The spouse of a qualifying 55+ buyer is in, no matter what his or her age (but presumably over 15 to make the “spouse” thing legal)
If the buyer doesn’t have a driver’s license, then a passport or a Nexus card provides highly official verification including photo ID.
There’s no need here to take a prospective buyer’s toe nail clippings to the university labs for carbon dating.
If your condo corp is having its bylaws amended with respect to a +55 provision, I would soften the wording to allow a purchase to proceed for buyers who are within a certain number of months, or possibly a year or two, of their 55th birthday. As a seller I would be some upset if a sale falls through because the buyer is a couple of months away from her 55th birthday!
Gus V on March 19 2018 at 01:10 PM
November 7, 2018 at 11:55 am #2485
It’s interesting to me that despite the significant comments above, no one has actually said how their condo verifies age. What documentation is requested and noted? What are condos currently accepting as “satisfactory proof of age”? What documentation is a condo corporation permitted to request under privacy legislation? My feeling is that we need legal advice on this matter.
Donna S on March 19 2018 at 01:33 PM
November 7, 2018 at 11:55 am #2486
We always ask for a photocopy of drivers lic. or other similar proof to acompany the purchace or rental app.
Ronald M on March 19 2018 at 03:48 PM
November 7, 2018 at 11:55 am #2487
Gus,the question of asking for proof of age for rentals is……is it legal? Is it discriminatory? If it’slegal, getting the proof is then simple. As you stated get a copy of an operators licence or any government document that has photo I.D.
Does any one know if it is legal to ask for proof of age when renting or buying into an age restricted unit?
Bob S on March 19 2018 at 05:12 PM
November 7, 2018 at 11:55 am #2488
Responding to Bob S:
Official ID like a driver’s license is there so we can conveniently prove who we are.
When Air Canada asks to see your driver’s license at the departure gate, you have the option of refusing, in which case you can then drive or walk to Saskatoon, or catch the train in three days! The airlines demand ID thousands of times a day, So I’m no lawyer but I kinda think it’s legal. Bar staff seem uninhibited in asking the junior clientele to kindly prove their age or get out.

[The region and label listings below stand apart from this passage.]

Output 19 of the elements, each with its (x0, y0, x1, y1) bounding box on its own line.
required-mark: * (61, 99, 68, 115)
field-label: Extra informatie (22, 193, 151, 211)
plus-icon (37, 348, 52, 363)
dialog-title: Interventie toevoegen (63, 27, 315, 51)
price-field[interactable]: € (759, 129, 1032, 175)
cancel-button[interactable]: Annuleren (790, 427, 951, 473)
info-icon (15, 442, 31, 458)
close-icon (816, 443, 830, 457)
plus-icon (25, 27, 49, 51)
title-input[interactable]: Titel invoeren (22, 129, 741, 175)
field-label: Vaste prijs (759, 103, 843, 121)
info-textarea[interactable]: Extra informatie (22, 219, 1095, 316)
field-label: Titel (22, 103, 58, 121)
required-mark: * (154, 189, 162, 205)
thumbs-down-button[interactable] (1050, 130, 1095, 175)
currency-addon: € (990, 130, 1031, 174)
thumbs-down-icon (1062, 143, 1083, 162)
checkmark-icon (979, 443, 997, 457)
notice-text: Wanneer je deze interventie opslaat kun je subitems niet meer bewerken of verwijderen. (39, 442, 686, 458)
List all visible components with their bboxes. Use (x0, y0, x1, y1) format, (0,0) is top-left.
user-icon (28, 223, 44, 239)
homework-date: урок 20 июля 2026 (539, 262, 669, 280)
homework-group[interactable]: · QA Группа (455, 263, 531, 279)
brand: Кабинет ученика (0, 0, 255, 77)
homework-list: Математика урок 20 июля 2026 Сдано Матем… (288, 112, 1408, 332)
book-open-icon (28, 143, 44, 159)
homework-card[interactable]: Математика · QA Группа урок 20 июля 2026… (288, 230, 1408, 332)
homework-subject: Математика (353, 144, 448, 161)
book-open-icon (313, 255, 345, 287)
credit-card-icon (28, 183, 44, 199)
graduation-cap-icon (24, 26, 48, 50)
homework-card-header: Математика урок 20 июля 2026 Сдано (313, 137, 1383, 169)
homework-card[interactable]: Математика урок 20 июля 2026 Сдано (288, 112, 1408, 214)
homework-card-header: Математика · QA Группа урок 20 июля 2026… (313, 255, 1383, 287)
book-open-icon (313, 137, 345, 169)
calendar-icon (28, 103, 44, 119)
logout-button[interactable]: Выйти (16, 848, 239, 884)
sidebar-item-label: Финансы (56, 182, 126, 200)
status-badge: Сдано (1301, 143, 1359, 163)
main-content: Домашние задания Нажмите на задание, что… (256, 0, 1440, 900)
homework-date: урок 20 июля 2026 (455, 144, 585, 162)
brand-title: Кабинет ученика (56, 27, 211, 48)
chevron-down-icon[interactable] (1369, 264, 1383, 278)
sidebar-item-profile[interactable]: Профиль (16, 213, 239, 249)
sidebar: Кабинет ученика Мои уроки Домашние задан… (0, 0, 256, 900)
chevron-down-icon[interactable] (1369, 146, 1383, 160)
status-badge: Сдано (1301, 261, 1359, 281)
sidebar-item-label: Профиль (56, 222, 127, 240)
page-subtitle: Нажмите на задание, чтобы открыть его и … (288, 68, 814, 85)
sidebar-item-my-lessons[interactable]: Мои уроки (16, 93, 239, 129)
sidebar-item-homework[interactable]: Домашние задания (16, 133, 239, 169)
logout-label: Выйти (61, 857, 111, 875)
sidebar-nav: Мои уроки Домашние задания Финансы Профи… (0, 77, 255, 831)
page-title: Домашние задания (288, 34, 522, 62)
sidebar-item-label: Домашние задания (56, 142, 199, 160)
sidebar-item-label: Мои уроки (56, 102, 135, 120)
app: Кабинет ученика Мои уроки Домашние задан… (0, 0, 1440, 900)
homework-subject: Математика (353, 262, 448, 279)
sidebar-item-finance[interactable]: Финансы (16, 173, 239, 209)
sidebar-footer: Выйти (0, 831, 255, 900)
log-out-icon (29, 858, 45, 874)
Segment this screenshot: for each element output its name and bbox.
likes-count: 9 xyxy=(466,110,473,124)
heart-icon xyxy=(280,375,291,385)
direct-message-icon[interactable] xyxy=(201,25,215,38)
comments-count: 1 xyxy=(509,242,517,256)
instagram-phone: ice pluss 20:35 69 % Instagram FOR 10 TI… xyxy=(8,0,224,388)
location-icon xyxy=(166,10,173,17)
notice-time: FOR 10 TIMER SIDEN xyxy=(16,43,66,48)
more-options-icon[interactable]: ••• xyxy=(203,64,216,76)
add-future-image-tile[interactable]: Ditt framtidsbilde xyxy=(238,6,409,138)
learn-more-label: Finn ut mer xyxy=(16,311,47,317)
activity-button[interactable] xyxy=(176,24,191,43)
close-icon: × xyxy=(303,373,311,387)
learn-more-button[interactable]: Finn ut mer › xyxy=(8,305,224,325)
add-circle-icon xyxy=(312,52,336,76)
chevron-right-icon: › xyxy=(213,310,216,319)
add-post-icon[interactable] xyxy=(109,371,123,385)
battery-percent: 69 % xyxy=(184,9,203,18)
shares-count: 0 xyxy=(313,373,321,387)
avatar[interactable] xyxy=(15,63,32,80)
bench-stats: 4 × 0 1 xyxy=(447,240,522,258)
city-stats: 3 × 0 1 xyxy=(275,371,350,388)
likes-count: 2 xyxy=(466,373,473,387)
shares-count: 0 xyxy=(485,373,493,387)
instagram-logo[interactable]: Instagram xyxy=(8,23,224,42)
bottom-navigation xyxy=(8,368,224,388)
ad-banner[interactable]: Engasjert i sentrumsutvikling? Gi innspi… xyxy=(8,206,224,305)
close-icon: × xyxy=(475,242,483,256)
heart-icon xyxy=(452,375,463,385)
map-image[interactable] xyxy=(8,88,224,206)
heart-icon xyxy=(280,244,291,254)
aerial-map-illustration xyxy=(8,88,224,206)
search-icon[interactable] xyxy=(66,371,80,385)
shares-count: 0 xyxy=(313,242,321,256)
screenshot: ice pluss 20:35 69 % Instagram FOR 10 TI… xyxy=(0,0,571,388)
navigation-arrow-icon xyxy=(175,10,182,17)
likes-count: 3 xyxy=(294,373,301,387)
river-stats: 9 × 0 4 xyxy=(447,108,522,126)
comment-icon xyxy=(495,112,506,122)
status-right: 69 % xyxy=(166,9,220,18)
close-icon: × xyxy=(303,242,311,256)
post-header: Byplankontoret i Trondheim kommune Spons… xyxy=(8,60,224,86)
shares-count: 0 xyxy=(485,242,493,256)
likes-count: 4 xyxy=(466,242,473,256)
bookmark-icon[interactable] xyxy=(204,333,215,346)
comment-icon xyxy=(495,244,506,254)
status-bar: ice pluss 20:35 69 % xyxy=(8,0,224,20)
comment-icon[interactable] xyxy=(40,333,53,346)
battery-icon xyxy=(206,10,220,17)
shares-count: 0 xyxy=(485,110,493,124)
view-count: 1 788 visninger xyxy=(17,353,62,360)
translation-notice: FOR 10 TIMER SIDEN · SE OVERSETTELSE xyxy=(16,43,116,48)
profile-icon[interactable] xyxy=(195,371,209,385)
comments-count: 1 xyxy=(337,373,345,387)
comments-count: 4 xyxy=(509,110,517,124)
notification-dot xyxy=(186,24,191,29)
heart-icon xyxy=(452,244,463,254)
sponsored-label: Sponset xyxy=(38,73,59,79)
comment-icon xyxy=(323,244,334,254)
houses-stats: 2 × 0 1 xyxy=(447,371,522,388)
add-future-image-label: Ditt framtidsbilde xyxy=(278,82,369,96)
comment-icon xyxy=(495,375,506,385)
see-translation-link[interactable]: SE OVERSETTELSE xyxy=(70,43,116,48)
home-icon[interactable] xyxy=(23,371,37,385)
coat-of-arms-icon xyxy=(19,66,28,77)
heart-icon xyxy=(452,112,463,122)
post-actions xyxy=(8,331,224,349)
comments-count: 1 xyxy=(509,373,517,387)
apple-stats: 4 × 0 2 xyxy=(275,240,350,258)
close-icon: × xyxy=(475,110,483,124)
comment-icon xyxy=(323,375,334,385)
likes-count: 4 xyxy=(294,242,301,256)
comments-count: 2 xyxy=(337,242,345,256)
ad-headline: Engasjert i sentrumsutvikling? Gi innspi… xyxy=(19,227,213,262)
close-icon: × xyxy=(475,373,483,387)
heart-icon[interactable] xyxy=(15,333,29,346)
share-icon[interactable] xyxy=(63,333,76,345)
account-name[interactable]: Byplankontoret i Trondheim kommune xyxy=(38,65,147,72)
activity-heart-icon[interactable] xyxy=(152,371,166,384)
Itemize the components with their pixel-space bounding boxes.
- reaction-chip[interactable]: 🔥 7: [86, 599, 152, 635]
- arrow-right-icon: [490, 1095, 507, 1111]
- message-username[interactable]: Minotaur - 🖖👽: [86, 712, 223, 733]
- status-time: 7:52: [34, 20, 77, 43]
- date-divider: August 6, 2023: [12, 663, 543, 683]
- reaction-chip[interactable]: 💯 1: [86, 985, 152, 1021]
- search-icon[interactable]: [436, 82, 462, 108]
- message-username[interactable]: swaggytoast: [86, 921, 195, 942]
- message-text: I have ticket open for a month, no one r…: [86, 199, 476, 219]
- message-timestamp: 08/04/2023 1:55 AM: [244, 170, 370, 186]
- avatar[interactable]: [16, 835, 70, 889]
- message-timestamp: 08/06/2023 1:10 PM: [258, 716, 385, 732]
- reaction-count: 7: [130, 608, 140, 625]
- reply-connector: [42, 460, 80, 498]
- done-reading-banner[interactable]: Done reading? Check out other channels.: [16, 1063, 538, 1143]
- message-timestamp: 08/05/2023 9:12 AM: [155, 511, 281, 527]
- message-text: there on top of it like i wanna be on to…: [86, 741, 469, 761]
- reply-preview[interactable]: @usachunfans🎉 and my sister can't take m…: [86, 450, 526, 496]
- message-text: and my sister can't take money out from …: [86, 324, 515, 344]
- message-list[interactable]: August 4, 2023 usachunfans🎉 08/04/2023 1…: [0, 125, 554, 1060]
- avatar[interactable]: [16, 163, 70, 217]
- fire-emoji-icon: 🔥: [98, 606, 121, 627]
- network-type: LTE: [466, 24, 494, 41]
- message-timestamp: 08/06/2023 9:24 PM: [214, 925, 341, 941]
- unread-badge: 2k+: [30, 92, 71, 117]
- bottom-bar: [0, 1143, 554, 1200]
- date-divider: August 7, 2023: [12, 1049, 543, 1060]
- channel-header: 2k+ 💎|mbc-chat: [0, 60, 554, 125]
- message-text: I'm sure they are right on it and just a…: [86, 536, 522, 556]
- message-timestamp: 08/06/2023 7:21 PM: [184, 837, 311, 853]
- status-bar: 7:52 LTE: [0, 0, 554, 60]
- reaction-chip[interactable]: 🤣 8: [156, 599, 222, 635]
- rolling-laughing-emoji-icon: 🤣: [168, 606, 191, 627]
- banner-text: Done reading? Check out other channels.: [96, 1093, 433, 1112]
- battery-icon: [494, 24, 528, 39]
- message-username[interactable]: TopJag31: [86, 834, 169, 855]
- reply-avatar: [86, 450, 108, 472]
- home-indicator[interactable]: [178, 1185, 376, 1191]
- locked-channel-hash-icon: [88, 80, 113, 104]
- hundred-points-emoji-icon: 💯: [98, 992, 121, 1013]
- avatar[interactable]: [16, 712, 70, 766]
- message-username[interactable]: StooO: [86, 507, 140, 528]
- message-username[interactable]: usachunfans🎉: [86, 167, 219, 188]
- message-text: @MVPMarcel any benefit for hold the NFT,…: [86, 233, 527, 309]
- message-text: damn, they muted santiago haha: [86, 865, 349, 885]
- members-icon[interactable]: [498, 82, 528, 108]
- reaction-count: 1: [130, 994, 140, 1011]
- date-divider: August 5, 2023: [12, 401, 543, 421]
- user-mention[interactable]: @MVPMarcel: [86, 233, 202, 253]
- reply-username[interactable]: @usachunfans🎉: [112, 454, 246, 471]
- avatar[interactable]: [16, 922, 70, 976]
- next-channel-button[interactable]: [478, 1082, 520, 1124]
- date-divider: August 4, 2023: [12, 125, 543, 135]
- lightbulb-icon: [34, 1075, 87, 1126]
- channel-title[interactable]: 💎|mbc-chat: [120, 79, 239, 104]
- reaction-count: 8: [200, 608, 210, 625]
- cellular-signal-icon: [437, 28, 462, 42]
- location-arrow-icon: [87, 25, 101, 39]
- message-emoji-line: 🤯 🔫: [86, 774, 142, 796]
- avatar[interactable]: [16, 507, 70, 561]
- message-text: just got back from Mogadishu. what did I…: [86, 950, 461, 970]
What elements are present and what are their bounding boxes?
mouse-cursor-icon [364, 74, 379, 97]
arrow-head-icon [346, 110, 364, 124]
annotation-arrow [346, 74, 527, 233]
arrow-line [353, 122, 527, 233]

Plus-55 Condos are in the same position. They have a discriminatory but perfectly legal age provision, and are entitled to ask for proof of age; the prospective resident can refuse to give it, in which case she doesn’t get to live here. There’s no compulsion, just options.
As an aside, I would refrain from copying or taking a photo of someone’s license, but just make a paper note of the essentials: license number, dob, full name and home address. People are more comfortable when it’s clear their info, (especially photos) is not going into a database to be hacked by the dark side. If the age verification is done by your condo management company, have them assure the applicant(s) that their data will not be divulged to anyone, (including board members) unless it involves a valid court order to produce information. The manager should also tell the board only whether the applicant meets the age rule; nothing more.
In summary, I wouldn’t worry the legality of asking for information, but have policy and procedures in place to guarantee that entrusted information is kept private and confidential.